To further explore heterogeneity, we stratified results by follow-up time (<10 years, ≥10 years). There was no difference in results across strata. Among men with <10 years follow-up RR was 1.00 (95%CI: 0.99, 1.01), p > 0.05, I2 = 56% and with ≥10 years RR was 1.01 (95%CI: 0.998, 1.02), I2 = 0%.; among women with <10 years follow-up RR was 1.02 (95%CI: 1.01, 1.03), I2 = 0% and with ≥10 years RR was 1.02 (95%CI: 1.004, 1.04), I2 = 65%. We performed sensitivity analyses to explore how the inclusion of the family history of diabetes, waist circumference and fish oil supplements use as covariates affected results by conducting analyses only in the subset of studies with any of these variables available (Supplementary Table S4). The inclusion of these covariates did not alter the results in the subsets of studies with these variables available. Only six studies had information available on fish oil supplement use (seven among women), so these results were difficult to evaluate in comparison to the main results. To explore whether any one study was primarily responsible for the heterogeneity, we excluded one at a time each study that differed substantially from the overall IRR estimate. In men, after excluding EPIC-InterAct Netherlands, the I2 value using the most adjusted model dropped from 22% to 0%, with an overall null IRR. In women, after exclusion of EPIC-InterAct France, the I2 value decreased from 61% to 48%. No other study contributed greatly to heterogeneity.

4. Discussion

In this federated meta-analysis of individual-level data of 956,122 adults, including 48,084 confirmed cases of type 2 diabetes, there was a modest positive association between the total, fatty and lean fish intake and type 2 diabetes in women, but not in men. When stratified by region, the positive association of total fish and type 2 diabetes remained for women in the Americas, where it was also positive for fatty fish consumption. Our study provides novel results on the total and types of fish consumption and type 2 diabetes risk across world regions, whereas prior evidence was largely limited to total fish intake using published literature-based results rather than individual-level data.
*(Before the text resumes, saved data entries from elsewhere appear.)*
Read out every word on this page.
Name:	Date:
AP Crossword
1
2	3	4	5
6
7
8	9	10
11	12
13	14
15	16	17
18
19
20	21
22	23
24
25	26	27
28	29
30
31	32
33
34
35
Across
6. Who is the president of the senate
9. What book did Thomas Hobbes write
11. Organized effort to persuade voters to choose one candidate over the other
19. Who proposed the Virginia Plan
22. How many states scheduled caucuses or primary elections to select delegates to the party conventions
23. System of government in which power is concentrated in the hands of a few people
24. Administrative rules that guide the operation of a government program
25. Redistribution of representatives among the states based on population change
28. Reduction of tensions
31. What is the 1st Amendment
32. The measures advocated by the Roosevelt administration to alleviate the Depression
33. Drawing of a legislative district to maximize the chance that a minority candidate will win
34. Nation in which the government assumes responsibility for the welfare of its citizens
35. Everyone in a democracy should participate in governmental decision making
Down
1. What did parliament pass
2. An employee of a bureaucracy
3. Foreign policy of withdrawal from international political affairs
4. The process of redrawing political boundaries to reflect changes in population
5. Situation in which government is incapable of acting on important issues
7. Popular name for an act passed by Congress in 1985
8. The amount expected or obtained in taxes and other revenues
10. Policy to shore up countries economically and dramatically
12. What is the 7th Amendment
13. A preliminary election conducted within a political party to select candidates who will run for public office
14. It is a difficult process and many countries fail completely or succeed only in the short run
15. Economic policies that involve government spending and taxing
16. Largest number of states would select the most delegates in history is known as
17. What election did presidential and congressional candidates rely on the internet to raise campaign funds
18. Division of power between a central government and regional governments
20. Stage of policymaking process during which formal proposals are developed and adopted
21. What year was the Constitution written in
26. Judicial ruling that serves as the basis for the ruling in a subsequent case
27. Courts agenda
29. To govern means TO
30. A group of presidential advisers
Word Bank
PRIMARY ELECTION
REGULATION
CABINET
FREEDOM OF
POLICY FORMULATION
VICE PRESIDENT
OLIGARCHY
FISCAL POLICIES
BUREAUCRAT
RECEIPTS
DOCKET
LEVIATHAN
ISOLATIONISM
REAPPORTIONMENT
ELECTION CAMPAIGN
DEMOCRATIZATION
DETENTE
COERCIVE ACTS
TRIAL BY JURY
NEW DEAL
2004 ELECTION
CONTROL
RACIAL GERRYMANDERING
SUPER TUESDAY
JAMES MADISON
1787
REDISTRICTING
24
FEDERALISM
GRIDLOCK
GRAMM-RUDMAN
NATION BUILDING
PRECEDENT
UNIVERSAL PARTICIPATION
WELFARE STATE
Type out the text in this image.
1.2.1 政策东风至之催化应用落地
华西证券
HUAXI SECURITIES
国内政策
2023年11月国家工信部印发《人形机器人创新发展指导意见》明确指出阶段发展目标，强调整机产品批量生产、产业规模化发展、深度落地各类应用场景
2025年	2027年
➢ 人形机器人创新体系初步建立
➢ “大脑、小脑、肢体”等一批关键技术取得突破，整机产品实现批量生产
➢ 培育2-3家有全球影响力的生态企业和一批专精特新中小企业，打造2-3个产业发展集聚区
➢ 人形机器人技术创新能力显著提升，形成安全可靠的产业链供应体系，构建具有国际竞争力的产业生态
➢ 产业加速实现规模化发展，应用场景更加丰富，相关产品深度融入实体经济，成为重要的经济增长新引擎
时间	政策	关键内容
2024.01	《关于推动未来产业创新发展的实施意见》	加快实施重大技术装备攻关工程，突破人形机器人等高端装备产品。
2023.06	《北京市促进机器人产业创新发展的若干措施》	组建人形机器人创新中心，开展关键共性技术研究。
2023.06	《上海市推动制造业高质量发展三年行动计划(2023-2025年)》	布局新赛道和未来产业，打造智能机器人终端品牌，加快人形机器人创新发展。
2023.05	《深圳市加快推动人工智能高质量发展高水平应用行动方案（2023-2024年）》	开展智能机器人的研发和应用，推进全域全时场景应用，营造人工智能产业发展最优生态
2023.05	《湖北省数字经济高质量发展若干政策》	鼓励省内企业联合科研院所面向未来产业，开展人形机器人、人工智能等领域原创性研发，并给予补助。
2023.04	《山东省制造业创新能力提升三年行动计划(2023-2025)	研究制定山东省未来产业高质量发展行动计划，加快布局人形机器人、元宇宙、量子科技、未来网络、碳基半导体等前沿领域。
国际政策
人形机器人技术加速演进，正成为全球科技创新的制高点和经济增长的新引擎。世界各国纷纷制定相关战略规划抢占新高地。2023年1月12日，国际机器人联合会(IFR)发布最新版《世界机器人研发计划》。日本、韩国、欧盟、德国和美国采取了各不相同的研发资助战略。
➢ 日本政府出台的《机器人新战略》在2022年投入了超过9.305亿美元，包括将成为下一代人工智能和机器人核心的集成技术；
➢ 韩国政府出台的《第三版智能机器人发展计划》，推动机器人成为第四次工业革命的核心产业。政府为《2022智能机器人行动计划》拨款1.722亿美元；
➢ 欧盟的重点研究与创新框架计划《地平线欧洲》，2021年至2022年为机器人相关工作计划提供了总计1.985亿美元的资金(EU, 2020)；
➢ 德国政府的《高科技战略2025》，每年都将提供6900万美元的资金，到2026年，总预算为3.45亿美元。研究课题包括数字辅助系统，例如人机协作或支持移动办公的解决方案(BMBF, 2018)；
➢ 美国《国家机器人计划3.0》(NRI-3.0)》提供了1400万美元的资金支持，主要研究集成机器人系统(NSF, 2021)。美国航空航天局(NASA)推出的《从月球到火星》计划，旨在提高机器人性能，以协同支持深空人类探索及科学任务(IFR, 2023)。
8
Our findings of a positive association between combined the total fish and shellfish intake and the risk of type 2 diabetes among women in the Americas are in accordance with previous studies conducted in US cohorts of women [11,12]. The risk of type 2 diabetes comparing the highest with the lowest quantile of fish intake was 1.29 (95%CI: 1.05, 1.57) and 1.32 (95%CI: 0.99, 1.74), respectively, in the Nurses’ Health Study (NHS) and NHS II [11]. The same study found a non-significant positive association for men in the Health Professionals Follow-Up Study (RR = 1.16; 95%CI: 0.96, 1.41) [11]. An increased risk was also found in the Women’s Health Study (RR = 1.49; 95%CI: 1.30, 1.70) [12]. To compare with these previous findings, we also analysed the highest (>3 portions a week) versus lowest (0–1 portion per week) fish consumption. The IRR for highest versus lowest intake for women in the Americas in InterConnect was 1.22 (95%CI: 1.02, 1.46), which is comparable to previous studies. Our finding of a positive association between fatty fish intake and type 2 diabetes in women in the Americas is novel, as the prior US-based studies reported only on total fish intake, not types of fish.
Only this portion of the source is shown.